# Samping raw data to simulate data used for dev, stag and prod

- Dev (tiny) → 1–5% of the data (fast iteration, debugging code). -> 10000 rows

- Staging (medium) → ~10–20% of the data (system integration tests, pipelines). -> 20172 rows

- Prod (full) → 100% of the data (training final models, evaluation). -> 284807 rows

In [13]:
import numpy as np
import pandas as pd
from pathlib import Path

In [14]:
# Load dataset to dataframe
RAW_PATH = Path("../data/raw")
CREDITCARD_PATH = RAW_PATH / "creditcard.csv"
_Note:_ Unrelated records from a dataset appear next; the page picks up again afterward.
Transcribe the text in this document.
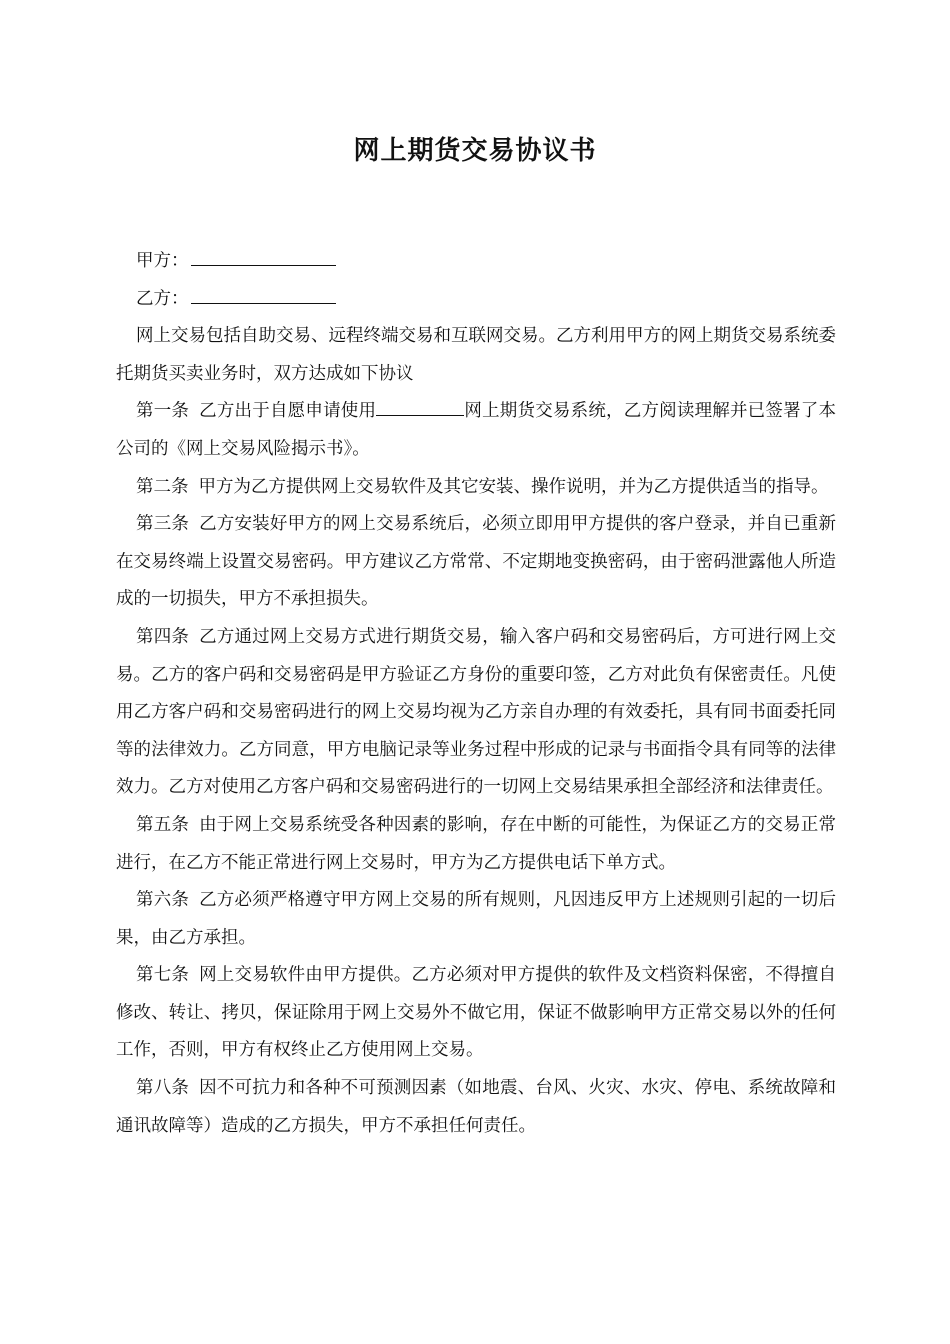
网上期货交易协议书

甲方：

乙方：

网上交易包括自助交易、远程终端交易和互联网交易。乙方利用甲方的网上期货交易系统委托期货买卖业务时，双方达成如下协议

第一条 乙方出于自愿申请使用	网上期货交易系统，乙方阅读理解并已签署了本公司的《网上交易风险揭示书》。

第二条 甲方为乙方提供网上交易软件及其它安装、操作说明，并为乙方提供适当的指导。

第三条 乙方安装好甲方的网上交易系统后，必须立即用甲方提供的客户登录，并自已重新在交易终端上设置交易密码。甲方建议乙方常常、不定期地变换密码，由于密码泄露他人所造成的一切损失，甲方不承担损失。

第四条 乙方通过网上交易方式进行期货交易，输入客户码和交易密码后，方可进行网上交易。乙方的客户码和交易密码是甲方验证乙方身份的重要印签，乙方对此负有保密责任。凡使用乙方客户码和交易密码进行的网上交易均视为乙方亲自办理的有效委托，具有同书面委托同等的法律效力。乙方同意，甲方电脑记录等业务过程中形成的记录与书面指令具有同等的法律效力。乙方对使用乙方客户码和交易密码进行的一切网上交易结果承担全部经济和法律责任。

第五条 由于网上交易系统受各种因素的影响，存在中断的可能性，为保证乙方的交易正常进行，在乙方不能正常进行网上交易时，甲方为乙方提供电话下单方式。

第六条 乙方必须严格遵守甲方网上交易的所有规则，凡因违反甲方上述规则引起的一切后果，由乙方承担。

第七条 网上交易软件由甲方提供。乙方必须对甲方提供的软件及文档资料保密，不得擅自修改、转让、拷贝，保证除用于网上交易外不做它用，保证不做影响甲方正常交易以外的任何工作，否则，甲方有权终止乙方使用网上交易。

第八条 因不可抗力和各种不可预测因素（如地震、台风、火灾、水灾、停电、系统故障和通讯故障等）造成的乙方损失，甲方不承担任何责任。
df = pd.read_csv(CREDITCARD_PATH)
df.head()
len(df)

284807

To avoid data leakage & keep fraud class balance:
Use stratified sampling on the target column (Class) so the fraud ratio stays the same.

In [15]:
from sklearn.model_selection import train_test_split

# Dev (small sample)
dev_df = df.sample(n=10000, random_state=42)
dev_df.to_csv(RAW_PATH / "dev" / "creditcard-dev.csv", index=False)

# Staging (medium, balanced)
# Randomly samples 40 times as many non-fraud cases as there are fraud cases, ensuring a 1:10 fraud:non-fraud ratio.
fraud = df[df["Class"] == 1]
non_fraud = df[df["Class"] == 0].sample(n=len(fraud)*40, random_state=42)
staging_df = pd.concat([fraud, non_fraud])
staging_df.to_csv(RAW_PATH / "staging" / "creditcard-staging.csv", index=False)

# Prod (full dataset)
df.to_csv(RAW_PATH / "prod" / "creditcard-prod.csv", index=False)

In [16]:
len(dev_df)

10000

In [17]:
len(staging_df)

20172

In [18]:
len(df)

284807